Sometimes people overlook the aspect of temperature when it comes to sleep. Our body can’t regulate temperature very well when we are asleep. As a result, our brain will wake us up in an attempt to get your temperature back to normal. Therefore, sleeping in a room cool and avoiding heat promoting bedding can improve sleep quality greatly.

Useful Practices

It is often very helpful to establish a normal bedtime and wake time that you stick to everyday.  Our body tends to like routines and our sleep/wake cycle is no different. Going to bed and waking up at different times throughout the week can wreak havoc on your circadian rhythm. Although it is tempting to “catch up” on the weekend, you could actually do more harm by messing up your rhythm for the rest of the week.
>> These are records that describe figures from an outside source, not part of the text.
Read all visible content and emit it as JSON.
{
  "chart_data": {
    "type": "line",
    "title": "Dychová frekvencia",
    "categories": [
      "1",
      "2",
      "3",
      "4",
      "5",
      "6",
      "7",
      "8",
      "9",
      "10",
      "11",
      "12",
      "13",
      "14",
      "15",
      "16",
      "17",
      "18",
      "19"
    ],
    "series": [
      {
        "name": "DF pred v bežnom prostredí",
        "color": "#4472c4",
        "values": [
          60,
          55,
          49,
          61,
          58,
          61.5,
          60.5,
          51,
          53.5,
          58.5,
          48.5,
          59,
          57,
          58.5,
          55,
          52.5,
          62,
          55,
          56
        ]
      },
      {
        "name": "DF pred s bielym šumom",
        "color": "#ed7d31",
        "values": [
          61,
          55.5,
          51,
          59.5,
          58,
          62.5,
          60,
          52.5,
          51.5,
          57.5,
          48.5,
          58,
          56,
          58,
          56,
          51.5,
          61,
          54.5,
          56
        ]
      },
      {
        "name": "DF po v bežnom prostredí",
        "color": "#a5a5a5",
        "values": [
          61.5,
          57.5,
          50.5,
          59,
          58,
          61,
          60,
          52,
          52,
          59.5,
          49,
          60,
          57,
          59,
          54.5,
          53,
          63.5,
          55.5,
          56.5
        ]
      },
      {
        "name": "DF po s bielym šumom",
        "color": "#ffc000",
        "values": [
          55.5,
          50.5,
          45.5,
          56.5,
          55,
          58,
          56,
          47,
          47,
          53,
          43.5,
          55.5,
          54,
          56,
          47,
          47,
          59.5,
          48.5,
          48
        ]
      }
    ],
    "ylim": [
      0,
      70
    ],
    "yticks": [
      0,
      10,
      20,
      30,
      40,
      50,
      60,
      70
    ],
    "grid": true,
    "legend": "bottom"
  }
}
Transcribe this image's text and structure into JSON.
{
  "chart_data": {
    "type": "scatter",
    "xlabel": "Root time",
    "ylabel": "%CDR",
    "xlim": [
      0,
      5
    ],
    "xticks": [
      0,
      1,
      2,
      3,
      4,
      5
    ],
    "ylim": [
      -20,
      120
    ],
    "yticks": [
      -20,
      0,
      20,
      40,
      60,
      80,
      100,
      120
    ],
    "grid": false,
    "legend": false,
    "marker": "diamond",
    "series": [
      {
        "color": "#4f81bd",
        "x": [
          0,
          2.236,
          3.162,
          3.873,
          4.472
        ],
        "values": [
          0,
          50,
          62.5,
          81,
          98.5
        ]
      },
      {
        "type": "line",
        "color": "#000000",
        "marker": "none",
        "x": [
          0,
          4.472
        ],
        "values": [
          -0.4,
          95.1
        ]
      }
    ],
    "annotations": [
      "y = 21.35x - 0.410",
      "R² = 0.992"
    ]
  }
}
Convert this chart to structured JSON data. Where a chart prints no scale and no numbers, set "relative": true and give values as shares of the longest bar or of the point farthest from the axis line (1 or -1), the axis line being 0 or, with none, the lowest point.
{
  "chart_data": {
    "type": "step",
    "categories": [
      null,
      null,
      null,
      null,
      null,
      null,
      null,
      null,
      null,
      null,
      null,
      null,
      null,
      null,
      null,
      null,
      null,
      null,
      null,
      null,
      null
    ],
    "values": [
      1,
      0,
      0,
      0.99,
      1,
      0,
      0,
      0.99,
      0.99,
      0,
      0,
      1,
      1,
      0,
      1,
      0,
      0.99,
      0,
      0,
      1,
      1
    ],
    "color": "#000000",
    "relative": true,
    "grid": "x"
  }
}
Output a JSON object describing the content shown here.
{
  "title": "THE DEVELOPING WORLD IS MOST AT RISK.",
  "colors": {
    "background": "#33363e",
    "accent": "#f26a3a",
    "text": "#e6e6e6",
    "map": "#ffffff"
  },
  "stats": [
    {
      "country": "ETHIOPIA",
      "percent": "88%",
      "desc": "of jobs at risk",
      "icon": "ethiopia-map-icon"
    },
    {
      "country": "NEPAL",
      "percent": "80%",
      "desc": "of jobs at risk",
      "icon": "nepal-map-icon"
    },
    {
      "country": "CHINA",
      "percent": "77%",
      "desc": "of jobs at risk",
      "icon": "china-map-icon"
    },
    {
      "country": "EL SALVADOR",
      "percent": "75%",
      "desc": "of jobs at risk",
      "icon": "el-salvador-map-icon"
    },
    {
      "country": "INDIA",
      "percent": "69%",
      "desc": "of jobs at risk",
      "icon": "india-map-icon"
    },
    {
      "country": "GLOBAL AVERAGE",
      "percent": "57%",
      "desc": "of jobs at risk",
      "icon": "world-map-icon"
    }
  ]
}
Instead of catching up by sleeping in, consider throwing in some naps to make up the difference. Around 20-30 minutes is all that is needed to reduce sleepiness and increase mental and physical performance (10). However, it would be best to limit your nap to the early afternoon in order to avoid any interference with normal bedtime.

 

Conclusion

Most of us know that sleep is important for our health. Despite that, our busy schedules tend to leave little room for a good night’s rest. However, implementing some of the strategies and practices above don’t take a huge deal of effort. Plus, the return on investment is hard to beat. Getting a handle on a few of these basics will go a long way towards improving your health and performance. In addition, you’ll actually be more productive which will actually open up more time in your day rather than shorten it. So take some time to prioritize your sleep and recovery and I promise you’ll be feeling and performing better in no time!

 

References

 

  1. Reilly, T., & Piercy, M. (1994). The effect of partial sleep deprivation on weight-lifting performance. Ergonomics, 37(1), 107-115.

 

  1. Skein, M., Duffield, R., Edge, J., Short, M. J., & Mündel, T. (2011). Intermittent-sprint performance and muscle glycogen after 30 h of sleep deprivation. Medicine & Science in Sports & Exercise, 43(7), 1301-1311.

 

  1. Oliver, S. J., Costa, R. J., Laing, S. et al. (2009). One night of sleep deprivation decreases treadmill endurance performance. European journal of applied physiology, 107(2), 155-161.

 

  1. Walters, P. H. (2002). Sleep, the Athlete, and Performance. Strength & Conditioning Journal, 24(2), 17-24.

 

  1. Ju YE, Lucey BP, Holtzman DM. Sleep and Alzheimer disease pathology—a bidirectional relationship. Nature reviews Neurology. 2014 Feb;10(2):115.

 

  1. Mah, C. D., Mah, K. E., Kezirian, E. J., & Dement, W. C. (2011). The effects of sleep extension on the athletic performance of collegiate basketball players. Sleep, 34(7), 943-950.

 

  1. Kimberly, B., & James R, P. (2009). Amber lenses to block blue light and improve sleep: a randomized trial. Chronobiology international, 26(8), 1602-1612.

 

  1. Czeisler, C. A. (2013). Perspective: casting light on sleep deficiency. Nature, 497(7450), S13-S13.

 

  1. Huber, R., Treyer, V., Borbely, A. A., Schuderer, J., Gottselig, J. M., Landolt, H. P., … & Achermann, P. (2002). Electromagnetic fields, such as those from mobile phones, alter regional cerebral blood flow and sleep and waking EEG. Journal of sleep research, 11(4), 289-295.

 

  1. Waterhouse, J., Atkinson, G., Edwards, B., & Reilly, T. (2007). The role of a short post-lunch nap in improving cognitive, motor, and sprint performance in participants with partial sleep deprivation. Journal of sports sciences, 25(14), 1557-1566.